The Parental Rights in Education Act – dubbed the “Don’t Say Gay” law by critics, who claim it is discriminatory against LGBTQ people – prohibits discussion or teaching of gender identity and sexual orientation in Florida public school classrooms from kindergarten through third grade.
Following an initial backlash for their lack of response to the proposed legislation – which was signed into law by DeSantis on March 28 – Disney has since become one of the more outspoken critics of the Parental Rights in Education Act.
“Florida’s HB 1557, also known as the ‘Don’t Say Gay’ bill, should never have passed and should never have been signed into law,” Disney said. “Our goal as a company is for this law to be repealed by the legislature or struck down in the courts, and we remain committed to supporting the national and state organizations working to achieve that. We are dedicated to standing up for the rights and safety of LGBTQ+ members of the Disney family, as well as the LGBTQ+ community in Florida and across the country.”
However, as a result of Disney’s outspoken opposition to the law – which has proven to be popular amongst both Republican and Democratic Florida residents – the largest employer in Florida may soon find themselves stripped of the special status that has allowed Disney World to effectively govern itself for the past 55 years.
“I am announcing today that we are expanding the call of what they are going to be considering,” DeSantis said Tuesday. “Yes, they will be considering the congressional map but they also will be considering termination of all special districts that were enacted in Florida prior to 1968, and that includes the Reedy Creek Improvement District.”

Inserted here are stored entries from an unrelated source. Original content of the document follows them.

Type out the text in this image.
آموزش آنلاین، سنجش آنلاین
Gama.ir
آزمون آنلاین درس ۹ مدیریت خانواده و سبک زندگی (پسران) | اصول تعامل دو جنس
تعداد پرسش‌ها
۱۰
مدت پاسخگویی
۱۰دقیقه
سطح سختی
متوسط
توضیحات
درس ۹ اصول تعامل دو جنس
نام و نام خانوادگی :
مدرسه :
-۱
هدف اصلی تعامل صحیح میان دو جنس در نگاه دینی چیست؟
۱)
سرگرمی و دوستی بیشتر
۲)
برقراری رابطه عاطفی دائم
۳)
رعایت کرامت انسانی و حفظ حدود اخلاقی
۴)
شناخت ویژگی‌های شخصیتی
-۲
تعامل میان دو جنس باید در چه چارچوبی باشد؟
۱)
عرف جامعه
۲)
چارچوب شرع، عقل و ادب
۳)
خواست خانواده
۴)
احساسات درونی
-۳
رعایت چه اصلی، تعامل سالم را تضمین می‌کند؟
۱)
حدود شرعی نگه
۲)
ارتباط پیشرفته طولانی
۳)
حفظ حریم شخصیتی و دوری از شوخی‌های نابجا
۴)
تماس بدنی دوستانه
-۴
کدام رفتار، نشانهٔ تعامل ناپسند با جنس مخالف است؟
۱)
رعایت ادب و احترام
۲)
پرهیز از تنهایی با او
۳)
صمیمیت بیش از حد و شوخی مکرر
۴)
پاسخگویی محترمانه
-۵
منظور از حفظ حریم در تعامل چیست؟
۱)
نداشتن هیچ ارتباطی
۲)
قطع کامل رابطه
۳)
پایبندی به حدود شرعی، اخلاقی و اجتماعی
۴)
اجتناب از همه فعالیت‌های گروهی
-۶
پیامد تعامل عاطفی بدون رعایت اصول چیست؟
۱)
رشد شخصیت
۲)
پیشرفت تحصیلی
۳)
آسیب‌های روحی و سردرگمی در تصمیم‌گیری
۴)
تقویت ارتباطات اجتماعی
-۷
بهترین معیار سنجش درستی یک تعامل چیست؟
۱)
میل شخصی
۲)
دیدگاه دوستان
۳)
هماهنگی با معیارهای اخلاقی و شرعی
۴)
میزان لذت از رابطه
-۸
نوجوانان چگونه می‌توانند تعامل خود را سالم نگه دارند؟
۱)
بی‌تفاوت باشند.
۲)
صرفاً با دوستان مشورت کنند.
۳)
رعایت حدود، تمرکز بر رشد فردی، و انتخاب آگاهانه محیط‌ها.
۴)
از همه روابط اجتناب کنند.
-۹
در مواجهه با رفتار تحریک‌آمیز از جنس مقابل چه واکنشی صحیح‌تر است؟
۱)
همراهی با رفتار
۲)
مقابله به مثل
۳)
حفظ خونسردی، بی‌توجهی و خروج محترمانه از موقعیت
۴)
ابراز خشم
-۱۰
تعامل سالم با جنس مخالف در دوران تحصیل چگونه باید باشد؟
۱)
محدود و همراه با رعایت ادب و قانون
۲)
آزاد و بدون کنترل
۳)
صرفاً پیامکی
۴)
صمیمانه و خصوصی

The Reedy Creek Improvement Act – signed into law in May 1967 after lobbying efforts by Disney – allows the 25,000 acre Disney World to have the same authority and responsibility as a county government. If stripped of its special self-governing status, the amusement park would have to defer to Orange County officials on a variety of matters, such as being required to obtain permits whenever building anything.
“What I would say as a matter of first principle is I don’t support special privileges in law just because a company is powerful and they’ve been able to wield a lot of power,” DeSantis previously said last week. “I think what has happened is there’s a lot of these special privileges that are not justifiable, but because Disney had held so much sway, they were able to sustain a lot of special treatment over the years.”